Friends, the times of testing will come. Don’t shrink back from it. Don’t be afraid of them. The result will be a purity of heart and inner strength to endure all things. In fact, as I already reminded you above, you should consider it pure joy whenever you face trials of many kinds . . . so that you may be mature and complete, not lacking anything. When you stand the test, you will receive the crown of life that God has promised to those who love Him.
Paul admonishes us to “run with perseverance the race marked out for us.” We are to “endure the hardships as discipline because it is for our good that we may share in His Holiness.” He admitted, “No discipline seems pleasant at the time, but painful.” “Later, however, it produces a harvest of righteousness and peace for those that have been trained by it.” However, if you refuse that training “it will cause resentment and misery.”
In the passages I gave you above, we see that the Twelve were called to be Christ’s learners or pupils. They were also designated apostles. Now when you say that word, Apostle, we love to make special and “Holy.” It simply means “someone who is sent.”
The Hebrew word for “apostle” is shaliach, a “sent one.” Let me explain how that is used. In Judaism, a man can send a shaliach on a mission to represent him and to accomplish a specific task on his behalf. Think of the parable that Jesus told regarding a landowner who farmed the land out to some fellows, and then later, he sent out some shaliach to collect his share of the produce:
There was once a man, a land-owner, who planted a vineyard, fenced it round, dug out a hole for the wine-press and built a watch-tower. Then he let it out to farm-workers and went abroad. When the vintage-time approached he sent his servants to the farm-workers to receive his share of the proceeds. But they took the servants. beat up one, killed another, and drove off a third with stones. Then he sent some more servants, a larger party than the first, but they treated them in just the same way. Finally he sent his own son, thinking, ‘They will respect my son.’ Yet when the farm-workers saw the son they said to each other, ‘This fellow is the future owner. Come on, let’s kill him and we shall get everything that he would have had!’ So they took him, threw him out of the vineyard and killed him. Now when the owner of the vineyard returns, what will he do to those farm-workers?”
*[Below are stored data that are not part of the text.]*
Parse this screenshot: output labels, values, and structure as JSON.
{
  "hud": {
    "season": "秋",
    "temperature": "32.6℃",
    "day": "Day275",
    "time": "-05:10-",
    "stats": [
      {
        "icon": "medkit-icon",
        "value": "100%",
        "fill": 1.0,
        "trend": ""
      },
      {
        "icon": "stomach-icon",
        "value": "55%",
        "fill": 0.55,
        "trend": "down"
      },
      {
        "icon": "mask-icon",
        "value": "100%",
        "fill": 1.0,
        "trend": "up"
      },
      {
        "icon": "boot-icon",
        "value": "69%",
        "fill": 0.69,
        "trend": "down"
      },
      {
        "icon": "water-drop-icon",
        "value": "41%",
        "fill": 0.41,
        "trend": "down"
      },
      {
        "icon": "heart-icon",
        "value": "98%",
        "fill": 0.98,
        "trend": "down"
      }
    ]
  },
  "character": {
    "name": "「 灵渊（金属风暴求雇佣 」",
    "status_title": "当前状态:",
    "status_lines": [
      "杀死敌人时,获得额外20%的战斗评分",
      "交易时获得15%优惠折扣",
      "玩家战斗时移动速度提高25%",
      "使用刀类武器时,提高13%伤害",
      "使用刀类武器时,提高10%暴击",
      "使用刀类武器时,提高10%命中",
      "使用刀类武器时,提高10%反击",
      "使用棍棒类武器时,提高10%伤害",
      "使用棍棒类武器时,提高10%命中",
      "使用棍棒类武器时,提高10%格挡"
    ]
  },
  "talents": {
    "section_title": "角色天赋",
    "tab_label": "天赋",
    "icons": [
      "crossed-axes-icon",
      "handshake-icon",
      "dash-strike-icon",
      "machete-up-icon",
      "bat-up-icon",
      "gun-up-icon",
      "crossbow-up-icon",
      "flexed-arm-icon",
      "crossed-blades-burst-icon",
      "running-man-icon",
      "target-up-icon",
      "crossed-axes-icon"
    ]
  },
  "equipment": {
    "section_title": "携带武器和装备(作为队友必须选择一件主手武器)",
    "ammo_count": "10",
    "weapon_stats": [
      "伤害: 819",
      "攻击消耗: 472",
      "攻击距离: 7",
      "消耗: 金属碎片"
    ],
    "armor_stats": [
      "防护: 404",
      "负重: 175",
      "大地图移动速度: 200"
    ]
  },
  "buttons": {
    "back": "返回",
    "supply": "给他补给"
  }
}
Another example would be when the Sanhedrin of the first century sent out, as they regularly did, “apostles” on missions to the Jewish world living in the Diaspora. Those shaliach would share a message from the Sanhedrin.
So, what would His pupils be sent out to do? They would simply do whatever He told them to do. Nothing more. There lies a problem for some of us. In our human need for the security of sameness, we tend to want one job assignment from God that we can do for the rest of our lives. But my friends, He is far more creative than that!
Okay, you’re reading this and might start thinking, “Isn’t it possible for God to assign a lifelong task like preaching at one church for forty years?” Absolutely! But we are wise not to make presumptions by surrendering to the assignment! Our calling is to surrender to our Lord (period). Think of the pitfalls we could avoid if we were more abandoned to God, rather than to a particular kind of service.
As Beth Moore wrote: “Remember the meaning of disciple: pupil, learner! We can’t keep skipping class — our time with God in the Scripture and in prayer — and expect to know when He has scheduled a field trip!”
Father, what we are going to be hasn’t been completely revealed to us, yet, but we know that we are Your children! And we know that when You appear, we will be like you, because we will see You as You really are. With this hope in us, we purify ourselves just as You are pure (I John 3:2-3), and we make ourselves ready for You to use us in Your service . . . in whatever way You choose to use us.